When I run the Cell2Abinit.py on this .cell file, I obtain the following outputs:

----------------------
python Cell2Abinit.py si.cell
####################################################
# Atoms Stucture created by CellToAbinit Converter !
####################################################

# Definition of the unit cell
#The length of the primitive vectors
# 1 Bohr=0.5291772108 Angstroms
# acell 2.715007 2.715007 2.715007 Angstroms
acell 5.130620 5.130620 5.130620
rprim
-0.000000 1.000000 1.000000
1.000000 -0.000000 1.000000
1.000000 1.000000 0.000000

#Definition of the atom types
# 2 kind of atoms
# ['Si']
ntypat 1
znucl Needed

#Definition of tha atoms
natom 2
typat 1 1
xred
0.0 0.0 0.0
0.25 1.25 0.25

##### End of CellToAbinit Conveter ! #####
----------------------

We can see that the value of the element of the xred is more than 1, is this reasonable or not?

Thanks in advance.

Regards.

Hi

Your cell is periodic, so it shouldn't be a problem, unless abinit stops if it detects a value greater than 1. But I don't think so since you can put negative values for xred.

This should work

Boris

Hi Hongsheng,

If so, the different primitive vectors will make the corrresponding xred dataset diferrent also, am I right?

no, not necessarly, the reduced coordinates are defined with respect to the primitive translations. So, if you rigidely rotate your primitive translations you can keep your xred unchanged, it's equivalent to rotate the whole structure (lattice+atoms) which, physically, changes nothing.
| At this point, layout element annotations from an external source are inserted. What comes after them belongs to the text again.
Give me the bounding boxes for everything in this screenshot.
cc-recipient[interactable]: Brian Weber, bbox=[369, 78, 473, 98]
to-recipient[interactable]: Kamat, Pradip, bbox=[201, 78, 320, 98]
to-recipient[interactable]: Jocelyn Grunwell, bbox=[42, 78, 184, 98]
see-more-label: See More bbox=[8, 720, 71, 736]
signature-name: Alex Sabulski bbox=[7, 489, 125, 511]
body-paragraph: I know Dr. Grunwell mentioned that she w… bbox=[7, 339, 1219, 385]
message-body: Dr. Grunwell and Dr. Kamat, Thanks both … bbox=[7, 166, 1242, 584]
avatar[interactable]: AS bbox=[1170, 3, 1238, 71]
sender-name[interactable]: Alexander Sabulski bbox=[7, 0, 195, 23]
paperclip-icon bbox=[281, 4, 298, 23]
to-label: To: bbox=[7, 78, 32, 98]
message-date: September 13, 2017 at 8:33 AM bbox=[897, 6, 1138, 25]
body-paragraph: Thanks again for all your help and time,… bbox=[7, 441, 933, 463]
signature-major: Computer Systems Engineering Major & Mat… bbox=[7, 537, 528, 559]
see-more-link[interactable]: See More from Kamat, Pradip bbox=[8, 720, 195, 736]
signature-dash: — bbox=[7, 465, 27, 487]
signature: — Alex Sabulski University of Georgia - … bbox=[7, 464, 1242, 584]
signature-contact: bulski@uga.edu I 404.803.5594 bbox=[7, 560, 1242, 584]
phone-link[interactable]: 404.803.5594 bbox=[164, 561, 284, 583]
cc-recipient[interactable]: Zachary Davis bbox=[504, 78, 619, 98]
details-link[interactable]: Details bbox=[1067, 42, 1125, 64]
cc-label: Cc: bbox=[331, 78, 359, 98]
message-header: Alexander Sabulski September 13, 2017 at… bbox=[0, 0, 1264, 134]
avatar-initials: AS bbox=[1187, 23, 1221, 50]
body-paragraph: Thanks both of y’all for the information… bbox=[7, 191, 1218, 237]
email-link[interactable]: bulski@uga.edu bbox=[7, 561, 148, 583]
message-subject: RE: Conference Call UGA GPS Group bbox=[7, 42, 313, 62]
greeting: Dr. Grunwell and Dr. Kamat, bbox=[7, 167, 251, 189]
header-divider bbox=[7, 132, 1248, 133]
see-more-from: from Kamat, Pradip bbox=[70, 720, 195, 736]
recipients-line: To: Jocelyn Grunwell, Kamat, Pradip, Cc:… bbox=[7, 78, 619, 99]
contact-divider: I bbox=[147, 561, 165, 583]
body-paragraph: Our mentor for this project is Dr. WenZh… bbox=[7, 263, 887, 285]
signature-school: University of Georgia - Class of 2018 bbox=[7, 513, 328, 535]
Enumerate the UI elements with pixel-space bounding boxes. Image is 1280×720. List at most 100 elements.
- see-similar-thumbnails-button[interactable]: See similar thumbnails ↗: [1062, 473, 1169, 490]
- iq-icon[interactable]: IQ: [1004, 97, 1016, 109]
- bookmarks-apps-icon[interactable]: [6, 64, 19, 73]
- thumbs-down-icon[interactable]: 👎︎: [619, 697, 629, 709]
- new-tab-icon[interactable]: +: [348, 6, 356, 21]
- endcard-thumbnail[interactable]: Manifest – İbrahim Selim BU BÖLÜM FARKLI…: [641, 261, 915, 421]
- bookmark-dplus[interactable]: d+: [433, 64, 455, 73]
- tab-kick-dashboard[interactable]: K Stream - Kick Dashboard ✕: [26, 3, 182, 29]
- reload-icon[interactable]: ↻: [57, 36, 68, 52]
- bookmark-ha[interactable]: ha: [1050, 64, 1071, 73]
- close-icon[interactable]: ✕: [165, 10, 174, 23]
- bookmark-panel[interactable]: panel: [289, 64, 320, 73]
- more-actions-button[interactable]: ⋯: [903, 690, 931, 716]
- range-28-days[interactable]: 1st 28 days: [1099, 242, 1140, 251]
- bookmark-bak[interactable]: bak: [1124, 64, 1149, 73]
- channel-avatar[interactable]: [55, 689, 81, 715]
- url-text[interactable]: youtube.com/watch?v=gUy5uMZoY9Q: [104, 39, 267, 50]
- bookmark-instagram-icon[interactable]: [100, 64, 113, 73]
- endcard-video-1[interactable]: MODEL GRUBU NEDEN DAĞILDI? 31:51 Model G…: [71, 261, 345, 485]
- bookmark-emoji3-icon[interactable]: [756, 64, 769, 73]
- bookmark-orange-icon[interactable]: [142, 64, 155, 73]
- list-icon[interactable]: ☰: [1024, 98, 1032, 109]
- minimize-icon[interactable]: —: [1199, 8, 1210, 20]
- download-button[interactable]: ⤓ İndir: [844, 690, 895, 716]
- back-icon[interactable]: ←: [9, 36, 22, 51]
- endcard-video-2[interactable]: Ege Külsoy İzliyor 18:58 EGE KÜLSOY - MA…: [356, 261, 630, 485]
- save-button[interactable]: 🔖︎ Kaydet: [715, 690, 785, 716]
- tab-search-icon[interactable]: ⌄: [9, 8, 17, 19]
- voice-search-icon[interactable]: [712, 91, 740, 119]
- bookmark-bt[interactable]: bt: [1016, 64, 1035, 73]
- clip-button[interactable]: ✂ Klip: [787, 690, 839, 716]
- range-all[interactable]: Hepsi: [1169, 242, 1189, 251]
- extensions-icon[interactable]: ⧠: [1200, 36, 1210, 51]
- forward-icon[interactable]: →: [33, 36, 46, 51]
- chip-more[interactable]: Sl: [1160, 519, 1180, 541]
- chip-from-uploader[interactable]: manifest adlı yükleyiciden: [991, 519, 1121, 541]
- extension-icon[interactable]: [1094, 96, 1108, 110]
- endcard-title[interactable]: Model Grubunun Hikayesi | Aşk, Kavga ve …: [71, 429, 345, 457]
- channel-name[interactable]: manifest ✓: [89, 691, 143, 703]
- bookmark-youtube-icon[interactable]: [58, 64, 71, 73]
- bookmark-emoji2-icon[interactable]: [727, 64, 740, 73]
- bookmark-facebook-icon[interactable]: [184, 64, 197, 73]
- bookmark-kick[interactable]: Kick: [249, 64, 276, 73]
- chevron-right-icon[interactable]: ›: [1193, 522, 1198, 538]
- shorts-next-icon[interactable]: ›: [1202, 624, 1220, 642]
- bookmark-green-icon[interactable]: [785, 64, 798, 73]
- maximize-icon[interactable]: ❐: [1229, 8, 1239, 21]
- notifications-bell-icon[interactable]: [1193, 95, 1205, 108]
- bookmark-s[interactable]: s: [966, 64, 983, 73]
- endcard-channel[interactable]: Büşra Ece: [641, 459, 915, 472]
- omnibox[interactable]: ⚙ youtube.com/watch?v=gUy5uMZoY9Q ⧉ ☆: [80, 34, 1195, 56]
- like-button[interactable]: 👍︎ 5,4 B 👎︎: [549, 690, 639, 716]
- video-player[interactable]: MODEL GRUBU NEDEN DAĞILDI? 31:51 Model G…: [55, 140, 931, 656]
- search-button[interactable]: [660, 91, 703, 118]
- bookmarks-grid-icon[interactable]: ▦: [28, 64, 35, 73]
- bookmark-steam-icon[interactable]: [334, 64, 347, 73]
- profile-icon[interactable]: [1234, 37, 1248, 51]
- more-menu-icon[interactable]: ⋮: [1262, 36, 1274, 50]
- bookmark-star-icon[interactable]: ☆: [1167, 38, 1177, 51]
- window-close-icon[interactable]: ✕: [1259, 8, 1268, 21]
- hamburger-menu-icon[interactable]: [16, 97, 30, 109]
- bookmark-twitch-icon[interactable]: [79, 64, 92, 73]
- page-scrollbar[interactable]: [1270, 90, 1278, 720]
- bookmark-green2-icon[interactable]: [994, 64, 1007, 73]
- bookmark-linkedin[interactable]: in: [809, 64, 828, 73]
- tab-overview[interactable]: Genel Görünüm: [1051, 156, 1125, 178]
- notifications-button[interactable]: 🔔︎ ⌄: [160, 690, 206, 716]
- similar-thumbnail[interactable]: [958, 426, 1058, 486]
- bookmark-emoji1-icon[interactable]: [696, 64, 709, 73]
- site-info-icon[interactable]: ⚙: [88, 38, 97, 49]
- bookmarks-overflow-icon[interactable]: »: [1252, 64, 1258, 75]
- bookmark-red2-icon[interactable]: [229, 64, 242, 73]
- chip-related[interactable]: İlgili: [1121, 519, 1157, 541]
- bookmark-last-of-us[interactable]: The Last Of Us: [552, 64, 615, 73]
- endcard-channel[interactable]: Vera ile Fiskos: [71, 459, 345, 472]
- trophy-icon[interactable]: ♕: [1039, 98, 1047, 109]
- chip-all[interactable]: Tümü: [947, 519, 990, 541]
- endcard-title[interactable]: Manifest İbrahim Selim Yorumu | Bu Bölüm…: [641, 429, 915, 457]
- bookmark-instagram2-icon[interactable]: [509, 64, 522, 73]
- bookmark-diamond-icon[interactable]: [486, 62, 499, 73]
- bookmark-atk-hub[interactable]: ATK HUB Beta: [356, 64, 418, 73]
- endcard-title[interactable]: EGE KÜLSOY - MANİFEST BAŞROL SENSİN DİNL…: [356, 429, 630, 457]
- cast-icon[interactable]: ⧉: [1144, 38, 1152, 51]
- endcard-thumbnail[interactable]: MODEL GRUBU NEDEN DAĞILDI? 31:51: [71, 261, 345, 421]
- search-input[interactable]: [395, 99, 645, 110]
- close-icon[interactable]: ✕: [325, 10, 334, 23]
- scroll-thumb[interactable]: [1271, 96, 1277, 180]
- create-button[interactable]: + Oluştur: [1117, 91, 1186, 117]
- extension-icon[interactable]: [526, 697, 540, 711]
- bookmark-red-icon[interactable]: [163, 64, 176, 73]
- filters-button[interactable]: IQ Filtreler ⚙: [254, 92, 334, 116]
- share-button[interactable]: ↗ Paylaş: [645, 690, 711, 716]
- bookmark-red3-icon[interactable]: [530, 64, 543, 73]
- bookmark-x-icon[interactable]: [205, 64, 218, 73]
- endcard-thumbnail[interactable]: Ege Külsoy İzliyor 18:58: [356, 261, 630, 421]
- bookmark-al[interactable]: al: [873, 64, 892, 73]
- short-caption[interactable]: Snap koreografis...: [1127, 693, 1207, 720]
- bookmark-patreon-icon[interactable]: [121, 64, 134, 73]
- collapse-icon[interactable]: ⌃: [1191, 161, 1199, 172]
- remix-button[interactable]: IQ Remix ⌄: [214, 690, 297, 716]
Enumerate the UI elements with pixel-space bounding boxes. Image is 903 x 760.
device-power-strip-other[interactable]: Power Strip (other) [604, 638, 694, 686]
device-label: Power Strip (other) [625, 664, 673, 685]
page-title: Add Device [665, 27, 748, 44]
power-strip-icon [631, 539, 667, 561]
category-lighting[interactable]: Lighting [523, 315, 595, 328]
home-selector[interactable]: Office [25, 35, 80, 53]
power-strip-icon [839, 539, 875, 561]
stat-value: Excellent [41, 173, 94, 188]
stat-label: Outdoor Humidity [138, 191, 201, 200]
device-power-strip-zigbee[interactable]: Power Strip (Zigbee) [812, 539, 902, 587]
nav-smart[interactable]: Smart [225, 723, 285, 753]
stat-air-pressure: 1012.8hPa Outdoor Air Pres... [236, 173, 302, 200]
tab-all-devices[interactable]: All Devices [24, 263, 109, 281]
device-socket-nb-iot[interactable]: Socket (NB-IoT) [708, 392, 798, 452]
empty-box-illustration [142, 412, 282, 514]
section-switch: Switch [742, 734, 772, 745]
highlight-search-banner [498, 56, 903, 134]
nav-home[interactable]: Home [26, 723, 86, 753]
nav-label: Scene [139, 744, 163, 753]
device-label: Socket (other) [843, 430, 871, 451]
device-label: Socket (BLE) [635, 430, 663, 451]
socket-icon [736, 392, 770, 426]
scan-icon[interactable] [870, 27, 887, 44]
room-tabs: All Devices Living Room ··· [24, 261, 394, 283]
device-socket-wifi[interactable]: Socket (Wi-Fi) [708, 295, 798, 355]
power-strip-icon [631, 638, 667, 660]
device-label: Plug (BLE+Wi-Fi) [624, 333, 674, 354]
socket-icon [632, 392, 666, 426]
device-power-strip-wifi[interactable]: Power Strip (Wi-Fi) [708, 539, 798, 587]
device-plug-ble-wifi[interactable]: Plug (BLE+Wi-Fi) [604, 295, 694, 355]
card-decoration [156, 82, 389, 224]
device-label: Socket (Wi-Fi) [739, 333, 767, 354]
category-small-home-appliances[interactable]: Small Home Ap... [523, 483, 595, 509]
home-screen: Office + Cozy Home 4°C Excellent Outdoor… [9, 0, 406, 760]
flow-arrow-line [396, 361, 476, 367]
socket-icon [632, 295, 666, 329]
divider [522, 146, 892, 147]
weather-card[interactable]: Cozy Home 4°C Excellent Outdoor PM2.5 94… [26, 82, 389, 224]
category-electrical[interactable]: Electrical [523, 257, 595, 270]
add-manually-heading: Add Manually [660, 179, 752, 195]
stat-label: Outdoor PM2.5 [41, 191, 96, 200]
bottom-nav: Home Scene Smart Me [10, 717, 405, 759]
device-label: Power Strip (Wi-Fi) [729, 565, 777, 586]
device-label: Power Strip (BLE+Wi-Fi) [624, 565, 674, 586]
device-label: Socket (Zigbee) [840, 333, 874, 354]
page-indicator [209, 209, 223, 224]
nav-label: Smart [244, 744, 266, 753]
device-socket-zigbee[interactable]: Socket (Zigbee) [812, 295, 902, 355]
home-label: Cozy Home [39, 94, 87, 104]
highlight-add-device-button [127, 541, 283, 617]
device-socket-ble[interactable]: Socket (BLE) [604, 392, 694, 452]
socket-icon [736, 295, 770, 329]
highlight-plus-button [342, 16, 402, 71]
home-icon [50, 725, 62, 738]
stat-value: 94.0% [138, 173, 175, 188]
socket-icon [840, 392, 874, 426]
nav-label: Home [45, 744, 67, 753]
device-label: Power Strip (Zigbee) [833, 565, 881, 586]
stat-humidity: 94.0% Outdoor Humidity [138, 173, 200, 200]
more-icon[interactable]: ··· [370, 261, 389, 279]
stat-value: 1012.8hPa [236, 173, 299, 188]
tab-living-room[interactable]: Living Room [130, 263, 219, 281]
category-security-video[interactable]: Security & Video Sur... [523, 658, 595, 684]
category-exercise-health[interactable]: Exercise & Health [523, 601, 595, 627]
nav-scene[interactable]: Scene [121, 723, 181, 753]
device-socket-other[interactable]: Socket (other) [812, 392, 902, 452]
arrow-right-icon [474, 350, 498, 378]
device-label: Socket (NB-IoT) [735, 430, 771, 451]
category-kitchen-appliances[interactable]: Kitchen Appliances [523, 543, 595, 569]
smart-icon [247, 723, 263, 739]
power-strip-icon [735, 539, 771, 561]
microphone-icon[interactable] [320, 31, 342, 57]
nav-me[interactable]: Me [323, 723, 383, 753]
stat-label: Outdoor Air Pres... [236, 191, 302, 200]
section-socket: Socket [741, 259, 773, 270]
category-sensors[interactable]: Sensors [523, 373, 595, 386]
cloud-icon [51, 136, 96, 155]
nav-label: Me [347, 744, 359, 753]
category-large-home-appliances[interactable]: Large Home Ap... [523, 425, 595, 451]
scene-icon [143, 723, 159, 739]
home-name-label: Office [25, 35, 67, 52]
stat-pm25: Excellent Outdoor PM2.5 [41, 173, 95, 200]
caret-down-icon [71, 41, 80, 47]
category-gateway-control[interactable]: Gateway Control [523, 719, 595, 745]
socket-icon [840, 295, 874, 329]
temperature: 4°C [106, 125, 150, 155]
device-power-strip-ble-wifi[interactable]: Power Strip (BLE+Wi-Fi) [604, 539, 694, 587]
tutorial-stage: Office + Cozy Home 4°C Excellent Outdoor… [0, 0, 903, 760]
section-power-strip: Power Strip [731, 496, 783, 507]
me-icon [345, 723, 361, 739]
Another issue is: in my mind, the values of all the elements of xred should be range from 0 to 1. But in the Materials Studio, I take Si as the example to generate the .cell file which is the input file for castep, then I use abinit-6.6.1\util\users\Cell2Abinit.py to obtain the corresponding structure information for abinit

I suggest you to use the geometry builder of abinit ( see for example in the doc the input variable brvltt) which allows you to build your structure from its crystallographic description which you can find, for example, in the Pearson handbook.